Last May I met up with my friend, Jeremiah, in Kanas City to hang out and work on a new idea I had for a screenplay. I came back with a rough outline for A EULOGY FOR THE BELIEVER and about 25 written pages. Not bad. I spent the rest of the summer trying to finish the script. I got to 100 pages before I shelved it without showing it to anyone. I didn’t even write an ending. I thought it was terrible: incoherent, rambling and unmotivated. I was frustrated. After that draft, I convinced myself that I had somehow become a worse writer.
The only activity in my life I have found to be truly satisfying is writing screenplays. That’s a big statement because I’ve experienced no commercial success with my craft. But it’s true. When I’m working on a screenplay I’m passionate about it doesn’t matter what else is going on in my life. I’m okay. I find it creatively satisfying. Travel is the only other activity that comes to close this feeling of satisfaction.
When I’m not writing stories, I feel lost. That’s when I start asking the big questions: What am I doing with my life? Is this is all there is? What does it all mean? Is it time to make a big move? Should I wander around Europe for the next year? Maybe I should go live in a village on an island in the South Pacific and see what that’s all about?
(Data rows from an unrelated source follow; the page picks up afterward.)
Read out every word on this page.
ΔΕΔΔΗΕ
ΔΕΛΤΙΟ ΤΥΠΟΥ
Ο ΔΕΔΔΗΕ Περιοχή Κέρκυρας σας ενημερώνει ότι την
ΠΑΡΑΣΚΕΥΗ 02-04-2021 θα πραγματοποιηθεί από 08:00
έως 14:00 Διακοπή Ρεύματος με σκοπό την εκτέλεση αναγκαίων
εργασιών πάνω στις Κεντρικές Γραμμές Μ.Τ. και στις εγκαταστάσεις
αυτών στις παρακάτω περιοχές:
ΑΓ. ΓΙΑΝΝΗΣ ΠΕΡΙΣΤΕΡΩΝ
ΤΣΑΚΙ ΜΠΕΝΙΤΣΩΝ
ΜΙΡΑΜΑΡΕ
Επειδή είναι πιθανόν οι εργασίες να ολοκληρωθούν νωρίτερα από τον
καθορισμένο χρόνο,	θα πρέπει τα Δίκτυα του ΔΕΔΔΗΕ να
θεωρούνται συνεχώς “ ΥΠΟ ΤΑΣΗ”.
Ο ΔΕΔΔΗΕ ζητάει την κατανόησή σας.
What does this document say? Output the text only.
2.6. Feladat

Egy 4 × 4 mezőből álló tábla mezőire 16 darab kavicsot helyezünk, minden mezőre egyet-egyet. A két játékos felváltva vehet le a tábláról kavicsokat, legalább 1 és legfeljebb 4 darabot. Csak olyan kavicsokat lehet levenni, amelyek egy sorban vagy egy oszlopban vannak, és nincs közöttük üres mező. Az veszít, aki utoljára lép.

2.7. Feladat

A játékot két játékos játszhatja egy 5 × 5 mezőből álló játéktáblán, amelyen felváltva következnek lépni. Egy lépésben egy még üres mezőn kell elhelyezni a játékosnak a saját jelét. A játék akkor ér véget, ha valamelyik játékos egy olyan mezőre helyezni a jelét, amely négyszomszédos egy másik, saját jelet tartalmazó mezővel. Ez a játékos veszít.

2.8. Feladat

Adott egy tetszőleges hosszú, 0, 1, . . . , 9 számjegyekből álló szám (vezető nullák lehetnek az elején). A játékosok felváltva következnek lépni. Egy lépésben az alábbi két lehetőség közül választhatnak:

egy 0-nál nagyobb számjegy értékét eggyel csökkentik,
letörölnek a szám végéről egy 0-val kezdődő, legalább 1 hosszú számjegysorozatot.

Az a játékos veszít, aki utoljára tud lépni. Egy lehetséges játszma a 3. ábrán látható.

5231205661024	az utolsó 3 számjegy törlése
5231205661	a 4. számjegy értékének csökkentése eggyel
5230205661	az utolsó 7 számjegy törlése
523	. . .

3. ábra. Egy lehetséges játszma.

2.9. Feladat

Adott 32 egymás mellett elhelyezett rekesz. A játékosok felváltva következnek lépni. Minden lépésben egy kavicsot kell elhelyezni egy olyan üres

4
I started on the novel in an attempt to divert such thinking. In February, I was procrastinating and commiserating to myself about how the book is going to take me years to write, so I decided to reopen that draft of A EULOGY FOR THE BELIEVER, just to see if it was as bad as I remembered it being. What I found surprised me.
The draft was indeed rough and needed work, but there was a lot that I liked. It had life – the heartbeat of the story was there - and I discovered I could work with it.
There is nothing more arduous than writing the first draft when every page is blank, and the task is to fill it with words. It’s exhausting. There is a first draft fog that descends. The writing is subpar because the goal is not craftsmanship but page count. It’s no wonder I finished the draft feeling defeated.
Five months later, the fog had lifted, and I returned to the script to see it for what it is: a draft of a story that came from a personal place; a story that was worth fighting for.
I put the novel on pause, and I spent the past month re-writing the script. I’m happy to say that I now have a readable draft that I’m proud of. I’m starting to share it with my writer friends for feedback. I plan to submit it to few festivals and contests next month.
A year ago, February 25, 2017, to be exact, I wrote a post confessing that I hadn’t written anything new in almost three years. I can’t tell you how very satisfying it is to have a new fresh script in my pocket. My creative soul is no longer defined by past work. I still have something to say. And I hope it keeps the big questions away for a while.